When the seeker spots someone, they must call out that hidden player's name and hiding spot. If the seeker gets it wrong, the player does not have to come out of hiding. If they get it right, the hidden player must now race back to the can to try and kick it before the seeker tags them.

If you kick the can before being tagged, you're safe, and you can go out and hide again while the seeker returns the can to the original spot. If you're tagged, you go to jail. Kicking the can immediately frees all players from jail, who then have to quickly go and hide again.
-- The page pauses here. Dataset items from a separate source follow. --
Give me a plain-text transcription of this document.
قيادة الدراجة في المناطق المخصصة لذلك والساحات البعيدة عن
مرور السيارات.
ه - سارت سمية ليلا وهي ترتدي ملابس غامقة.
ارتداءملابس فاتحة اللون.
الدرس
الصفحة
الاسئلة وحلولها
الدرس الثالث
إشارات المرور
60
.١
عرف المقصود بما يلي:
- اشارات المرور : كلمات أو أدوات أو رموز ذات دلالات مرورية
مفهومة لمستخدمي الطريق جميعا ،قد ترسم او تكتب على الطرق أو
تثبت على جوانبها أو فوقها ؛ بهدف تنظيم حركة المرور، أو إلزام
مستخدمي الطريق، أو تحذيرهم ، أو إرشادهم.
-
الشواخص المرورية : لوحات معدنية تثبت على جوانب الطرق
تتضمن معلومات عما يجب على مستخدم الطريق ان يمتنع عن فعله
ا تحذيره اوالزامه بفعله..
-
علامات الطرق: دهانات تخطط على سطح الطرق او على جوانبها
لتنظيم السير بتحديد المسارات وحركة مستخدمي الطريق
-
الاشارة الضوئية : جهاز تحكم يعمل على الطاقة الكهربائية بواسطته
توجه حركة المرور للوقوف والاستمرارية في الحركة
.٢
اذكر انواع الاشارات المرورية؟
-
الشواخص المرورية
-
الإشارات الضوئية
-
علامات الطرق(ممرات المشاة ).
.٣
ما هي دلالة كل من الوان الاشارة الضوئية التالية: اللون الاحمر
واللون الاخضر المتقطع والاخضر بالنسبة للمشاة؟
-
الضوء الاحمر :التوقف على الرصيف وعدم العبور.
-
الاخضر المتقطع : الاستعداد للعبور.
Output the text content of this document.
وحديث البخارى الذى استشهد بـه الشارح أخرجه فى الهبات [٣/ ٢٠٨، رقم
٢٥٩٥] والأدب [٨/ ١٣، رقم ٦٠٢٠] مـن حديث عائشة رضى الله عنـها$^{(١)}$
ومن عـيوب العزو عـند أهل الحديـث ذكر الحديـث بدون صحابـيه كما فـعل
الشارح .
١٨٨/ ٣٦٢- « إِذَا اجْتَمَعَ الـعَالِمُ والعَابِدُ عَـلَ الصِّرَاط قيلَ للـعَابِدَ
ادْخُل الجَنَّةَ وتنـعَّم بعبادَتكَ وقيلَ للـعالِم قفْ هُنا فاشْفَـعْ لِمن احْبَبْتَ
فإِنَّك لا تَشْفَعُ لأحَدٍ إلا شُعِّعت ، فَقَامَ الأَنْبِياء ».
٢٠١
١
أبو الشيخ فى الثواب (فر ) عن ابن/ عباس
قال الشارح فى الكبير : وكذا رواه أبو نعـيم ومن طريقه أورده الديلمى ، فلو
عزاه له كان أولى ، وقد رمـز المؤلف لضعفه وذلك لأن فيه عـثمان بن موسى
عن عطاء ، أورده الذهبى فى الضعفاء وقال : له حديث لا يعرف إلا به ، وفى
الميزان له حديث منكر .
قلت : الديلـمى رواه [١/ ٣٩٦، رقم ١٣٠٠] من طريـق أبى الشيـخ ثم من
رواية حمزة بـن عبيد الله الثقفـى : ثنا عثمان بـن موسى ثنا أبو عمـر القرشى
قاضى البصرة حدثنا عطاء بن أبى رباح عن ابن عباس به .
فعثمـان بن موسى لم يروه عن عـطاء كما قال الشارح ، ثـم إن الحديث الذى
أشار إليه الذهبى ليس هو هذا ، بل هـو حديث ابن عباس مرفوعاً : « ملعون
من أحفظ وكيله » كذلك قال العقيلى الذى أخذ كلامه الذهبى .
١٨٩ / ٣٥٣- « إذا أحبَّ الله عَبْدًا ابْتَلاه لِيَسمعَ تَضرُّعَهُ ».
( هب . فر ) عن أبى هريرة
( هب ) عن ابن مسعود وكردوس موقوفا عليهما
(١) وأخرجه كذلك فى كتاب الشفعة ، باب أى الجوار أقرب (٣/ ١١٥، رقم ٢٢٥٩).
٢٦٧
Players do not have to stay in the same hiding spot. They can move around to try to get to the can while the seeker is out looking elsewhere, but they may risk being caught. The next round starts when one player is caught three times. That player then becomes the seeker.

4. Flashlight Tag

Another excellent summer twilight game, this is a fun variation on regular tag. Choose the boundaries for the field of play and a jail. One person counts while the others hide. Once the count is done, the seeker heads out to find the hiders. Instead of tagging them physically, the seeker must call out their name and shine the flashlight on them. The tagged player then gets sent to jail. The last one standing wins, and the first person tagged becomes it the next round.

5. Freeze Tag

Ideally, you have at least five players for this version of tag, as you need two players to be "it." Keep it short and sweet with a time limit of 3 to 5 minutes.

The two players who are "it" chase the other players around, trying to tag them. When they succeed, they shout, "Freeze!" and the tagged player must stay where they are.

The other players must try unfreezing their teammates by touching them without being frozen themselves. The game ends when either everyone but the two "it" players are frozen or if the time runs out and at least one person is not frozen.

6. Statues

Sometimes also called Museum, this is a little like a freeze tag. To play, gather together at least four players. This game can be played nearly anywhere, but the larger the playing field, the more challenging it can become. The idea is that one person is a museum curator, and the statues are sneaking around at night. The curator wants to catch them in the act, but the statues want to avoid getting caught.

Designate the curator and have them stand at one end of the playing field while the rest of the players stand at the other, standing still as statues. The curator turns their back to the statues and shouts, "Go!" The statues all break their pose and run toward the curator. But whenever the curator turns around, the statues must freeze in place. The curator can walk up to the statues and inspect them; they must not move. If they do, they get sent back to the starting line. The curator turns their back again while statues move, and so on. The first person to reach the curator and tag them wins.

7. Simon Says

A simple game that children of all ages can play together. If you've got one older player, let them start as "Simon."

Gather a group of kids together and designate one person to play Simon. Simon stands on one side of the play area while the other players face them. Give about 15 to 20 feet of distance to allow for movement.

Simon gives instructions, such as "Simon says do jumping jacks..." or "Simon says stand on one foot." However, they can also try to trick other players by saying instructions without the "Simon says" at the start. ("Spin around!" or "Dance like no one's watching.”) If players move when Simon doesn't say "Simon says," they are out. Last person standing becomes Simon in the next round.